A year ago, I had covered their first rally and been moved by the stories they told, ripped from the heart. I felt the students understood that, in the United States of America, our greatest strength lies in our diversity. They understood this even though many of them were hurting because of the prejudices they had suffered. Despite their pain — or maybe because of it — they had the courage to speak.
I anticipated the gift of their bracing honesty as I hurried to the rally. I was not disappointed. The students’ youthful assurance that they could make the world a better place was a gift in itself. It gave me, and should give us all, hope.
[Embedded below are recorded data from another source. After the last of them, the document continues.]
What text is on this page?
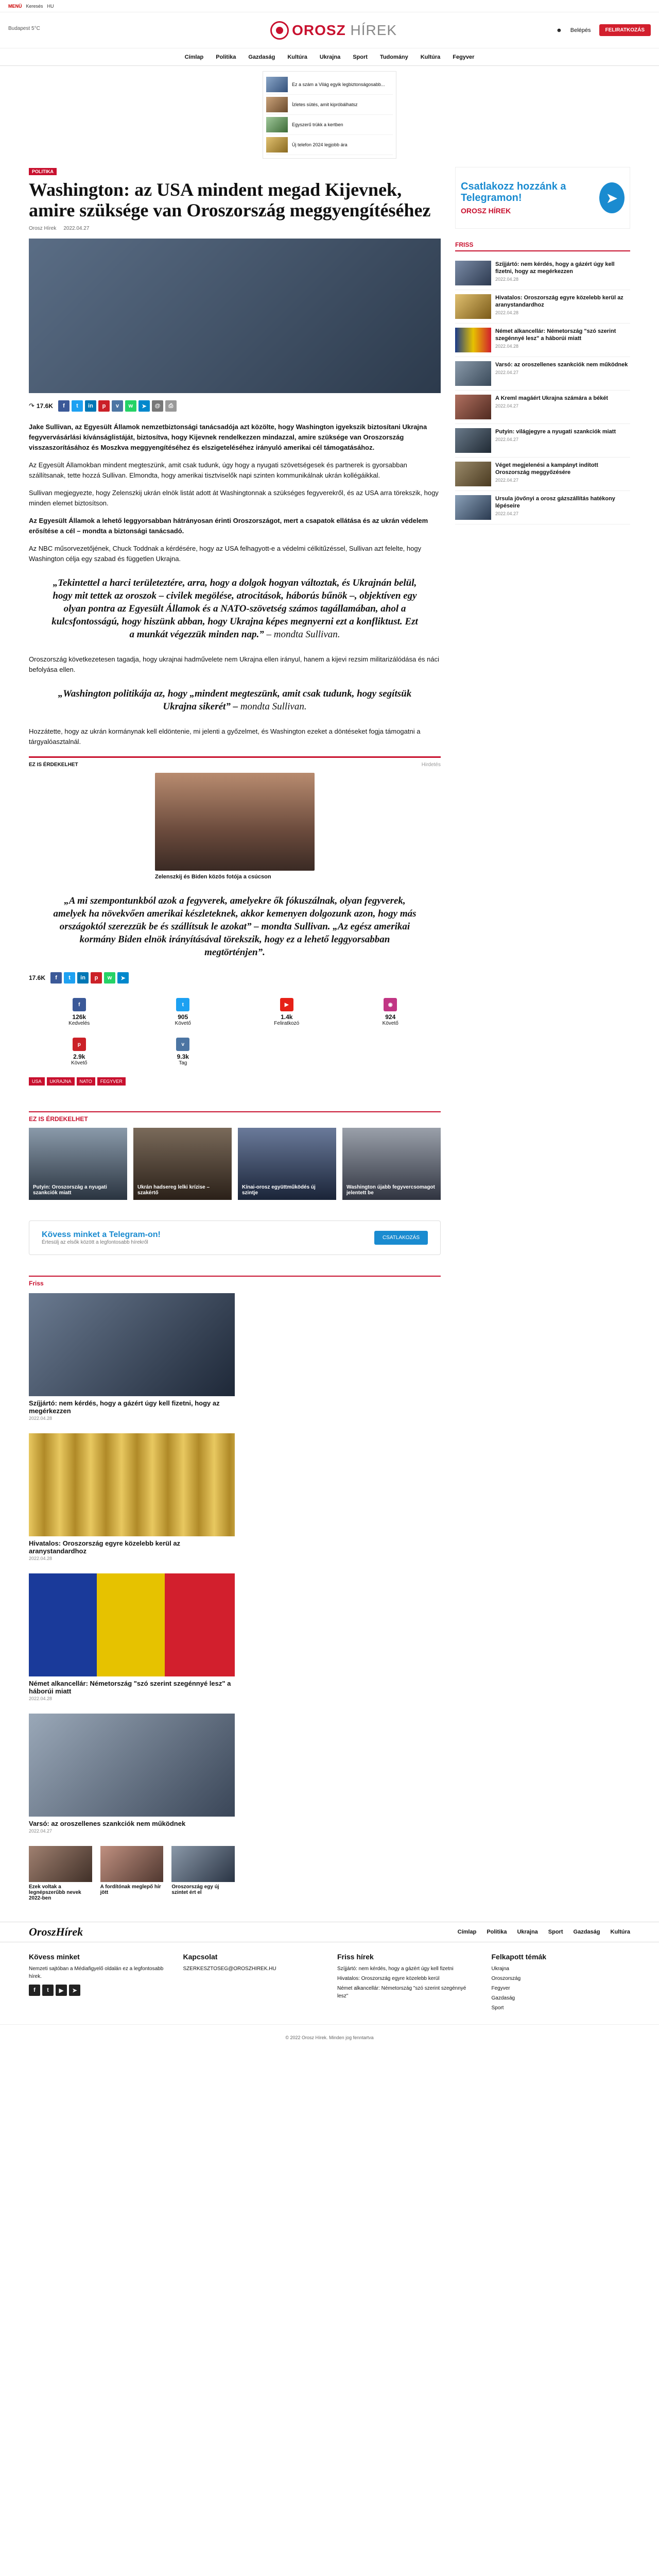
MENÜ Keresés HU
Budapest 5°C	OROSZ HÍREK	☻ Belépés	FELIRATKOZÁS
Címlap Politika Gazdaság Kultúra Ukrajna Sport Tudomány Kultúra Fegyver
Ez a szám a Világ egyik legbiztonságosabb...
Ízletes sütés, amit kipróbálhatsz
Egyszerű trükk a kertben
Új telefon 2024 legjobb ára
POLITIKA
Washington: az USA mindent megad Kijevnek, amire szüksége van Oroszország meggyengítéséhez
Orosz Hírek 2022.04.27
↷ 17.6K	f	t	in	p	v	w	➤	@	⎙

Jake Sullivan, az Egyesült Államok nemzetbiztonsági tanácsadója azt közölte, hogy Washington igyekszik biztosítani Ukrajna fegyvervásárlási kívánságlistáját, biztosítva, hogy Kijevnek rendelkezzen mindazzal, amire szüksége van Oroszország visszaszorításához és Moszkva meggyengítéséhez és elszigeteléséhez irányuló amerikai cél támogatásához.

Az Egyesült Államokban mindent megteszünk, amit csak tudunk, úgy hogy a nyugati szövetségesek és partnerek is gyorsabban szállítsanak, tette hozzá Sullivan. Elmondta, hogy amerikai tisztviselők napi szinten kommunikálnak ukrán kollégáikkal.

Sullivan megjegyezte, hogy Zelenszkij ukrán elnök listát adott át Washingtonnak a szükséges fegyverekről, és az USA arra törekszik, hogy minden elemet biztosítson.

Az Egyesült Államok a lehető leggyorsabban hátrányosan érinti Oroszországot, mert a csapatok ellátása és az ukrán védelem erősítése a cél – mondta a biztonsági tanácsadó.

Az NBC műsorvezetőjének, Chuck Toddnak a kérdésére, hogy az USA felhagyott-e a védelmi célkitűzéssel, Sullivan azt felelte, hogy Washington célja egy szabad és független Ukrajna.

„Tekintettel a harci területeztére, arra, hogy a dolgok hogyan változtak, és Ukrajnán belül, hogy mit tettek az oroszok – civilek megölése, atrocitások, háborús bűnök –, objektíven egy olyan pontra az Egyesült Államok és a NATO-szövetség számos tagállamában, ahol a kulcsfontosságú, hogy hiszünk abban, hogy Ukrajna képes megnyerni ezt a konfliktust. Ezt a munkát végezzük minden nap.” – mondta Sullivan.

Oroszország következetesen tagadja, hogy ukrajnai hadművelete nem Ukrajna ellen irányul, hanem a kijevi rezsim militarizálódása és náci befolyása ellen.

„Washington politikája az, hogy „mindent megteszünk, amit csak tudunk, hogy segítsük Ukrajna sikerét” – mondta Sullivan.

Hozzátette, hogy az ukrán kormánynak kell eldöntenie, mi jelenti a győzelmet, és Washington ezeket a döntéseket fogja támogatni a tárgyalóasztalnál.

EZ IS ÉRDEKELHET	Hirdetés
Zelenszkij és Biden közös fotója a csúcson
„A mi szempontunkból azok a fegyverek, amelyekre ők fókuszálnak, olyan fegyverek, amelyek ha növekvően amerikai készleteknek, akkor kemenyen dolgozunk azon, hogy más országoktól szerezzük be és szállítsuk le azokat” – mondta Sullivan. „Az egész amerikai kormány Biden elnök irányításával törekszik, hogy ez a lehető leggyorsabban megtörténjen”.
17.6K	f	t	in	p	w	➤
f
126k
Kedvelés
t
905
Követő
▶
1.4k
Feliratkozó
◉
924
Követő
p
2.9k
Követő
v
9.3k
Tag
USA	UKRAJNA	NATO	FEGYVER
Csatlakozz hozzánk a Telegramon!
OROSZ HÍREK
➤
FRISS
Szíjjártó: nem kérdés, hogy a gázért úgy kell fizetni, hogy az megérkezzen
2022.04.28
Hivatalos: Oroszország egyre közelebb kerül az aranystandardhoz
2022.04.28
Német alkancellár: Németország "szó szerint szegénnyé lesz" a háborúi miatt
2022.04.28
Varsó: az oroszellenes szankciók nem működnek
2022.04.27
A Kreml magáért Ukrajna számára a békét
2022.04.27
Putyin: világjegyre a nyugati szankciók miatt
2022.04.27
Véget megjelenési a kampányt indított Oroszország meggyőzésére
2022.04.27
Ursula jövőnyi a orosz gázszállítás hatékony lépéseire
2022.04.27
EZ IS ÉRDEKELHET
Putyin: Oroszország a nyugati szankciók miatt
Ukrán hadsereg lelki krízise – szakértő
Kínai-orosz együttműködés új szintje
Washington újabb fegyvercsomagot jelentett be
Kövess minket a Telegram-on!
Értesülj az elsők között a legfontosabb hírekről
CSATLAKOZÁS
Friss
Szíjjártó: nem kérdés, hogy a gázért úgy kell fizetni, hogy az megérkezzen
2022.04.28
Hivatalos: Oroszország egyre közelebb kerül az aranystandardhoz
2022.04.28
Német alkancellár: Németország "szó szerint szegénnyé lesz" a háborúi miatt
2022.04.28
Varsó: az oroszellenes szankciók nem működnek
2022.04.27
Ezek voltak a legnépszerűbb nevek 2022-ben
A fordítónak meglepő hír jött
Oroszország egy új szintet ért el
OroszHírek	Címlap Politika Ukrajna Sport Gazdaság Kultúra
Kövess minket

Nemzeti sajtóban a Médiafigyelő oldalán ez a legfontosabb hírek.

f	t	▶	➤
Kapcsolat

SZERKESZTOSEG@OROSZHIREK.HU

Friss hírek
Szíjjártó: nem kérdés, hogy a gázért úgy kell fizetni
Hivatalos: Oroszország egyre közelebb kerül
Német alkancellár: Németország "szó szerint szegénnyé lesz"
Felkapott témák
Ukrajna
Oroszország
Fegyver
Gazdaság
Sport
© 2022 Orosz Hírek. Minden jog fenntartva
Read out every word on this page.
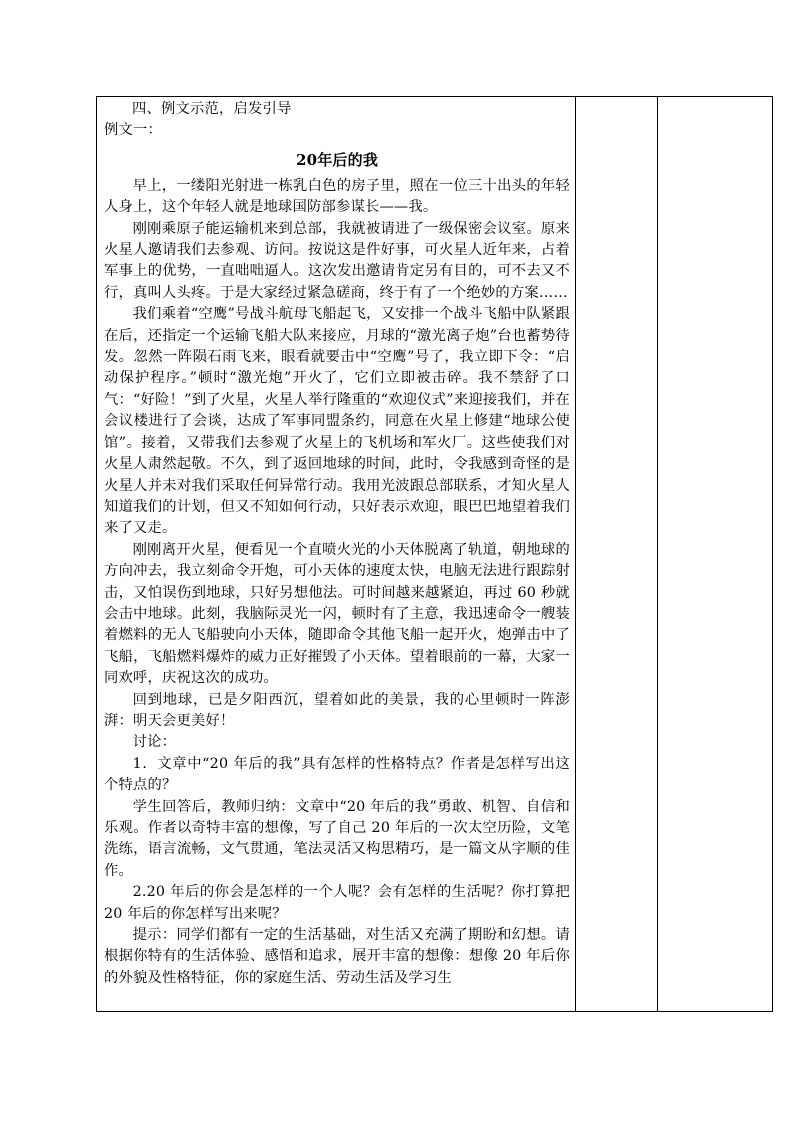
四、例文示范，启发引导

例文一：

20年后的我

早上，一缕阳光射进一栋乳白色的房子里，照在一位三十出头的年轻人身上，这个年轻人就是地球国防部参谋长——我。

刚刚乘原子能运输机来到总部，我就被请进了一级保密会议室。原来火星人邀请我们去参观、访问。按说这是件好事，可火星人近年来，占着军事上的优势，一直咄咄逼人。这次发出邀请肯定另有目的，可不去又不行，真叫人头疼。于是大家经过紧急磋商，终于有了一个绝妙的方案……

我们乘着“空鹰”号战斗航母飞船起飞，又安排一个战斗飞船中队紧跟在后，还指定一个运输飞船大队来接应，月球的“激光离子炮”台也蓄势待发。忽然一阵陨石雨飞来，眼看就要击中“空鹰”号了，我立即下令：“启动保护程序。”顿时“激光炮”开火了，它们立即被击碎。我不禁舒了口气：“好险！”到了火星，火星人举行隆重的“欢迎仪式”来迎接我们，并在会议楼进行了会谈，达成了军事同盟条约，同意在火星上修建“地球公使馆”。接着，又带我们去参观了火星上的飞机场和军火厂。这些使我们对火星人肃然起敬。不久，到了返回地球的时间，此时，令我感到奇怪的是火星人并未对我们采取任何异常行动。我用光波跟总部联系，才知火星人知道我们的计划，但又不知如何行动，只好表示欢迎，眼巴巴地望着我们来了又走。

刚刚离开火星，便看见一个直喷火光的小天体脱离了轨道，朝地球的方向冲去，我立刻命令开炮，可小天体的速度太快，电脑无法进行跟踪射击，又怕误伤到地球，只好另想他法。可时间越来越紧迫，再过 60 秒就会击中地球。此刻，我脑际灵光一闪，顿时有了主意，我迅速命令一艘装着燃料的无人飞船驶向小天体，随即命令其他飞船一起开火，炮弹击中了飞船，飞船燃料爆炸的威力正好摧毁了小天体。望着眼前的一幕，大家一同欢呼，庆祝这次的成功。

回到地球，已是夕阳西沉，望着如此的美景，我的心里顿时一阵澎湃：明天会更美好！

讨论：

1．文章中“20 年后的我”具有怎样的性格特点？作者是怎样写出这个特点的？

学生回答后，教师归纳：文章中“20 年后的我”勇敢、机智、自信和乐观。作者以奇特丰富的想像，写了自己 20 年后的一次太空历险，文笔洗练，语言流畅，文气贯通，笔法灵活又构思精巧，是一篇文从字顺的佳作。

2.20 年后的你会是怎样的一个人呢？会有怎样的生活呢？你打算把 20 年后的你怎样写出来呢？

提示：同学们都有一定的生活基础，对生活又充满了期盼和幻想。请根据你特有的生活体验、感悟和追求，展开丰富的想像：想像 20 年后你的外貌及性格特征，你的家庭生活、劳动生活及学习生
Here are some of the wise words I heard:
— Understanding others requires speaking less and listening more;
— No one should be treated as anything less than a human;
— Be proud of your culture;
— We must stand up against racism as we see it happening;
— We women should not make ourselves smaller just to gratify a man’s fragile ego;
— Our job is to open minds and change them;
— Cat-calling is not a compliment — it’s harassment;
— I’m just glad to hear that I’m not alone … I’m proud of everyone here;
— Nobody has the right to take your life away, not even you;
— My parents came to America for a better life, following a path filled with immeasurable sacrifices;
— The story of humanity is not told by one narrator;
— Education is ignorance’s greatest fear;
— We all have the power to be inclusive;
— I’m called a terrorist or a murderer for practicing my religion; and
— Masks are not just to protect yourself from the virus; they are a sign of respect to say, “I see you.”
When the students had finished their speeches, the school’s director of diversity, equity, and inclusion said for every story told that day, many more were unspoken. “I implore you to keep these stories written in the tablet of your heart,” he said.
I will. I think a heart grows larger when it encompasses others. That is the miracle of inclusion.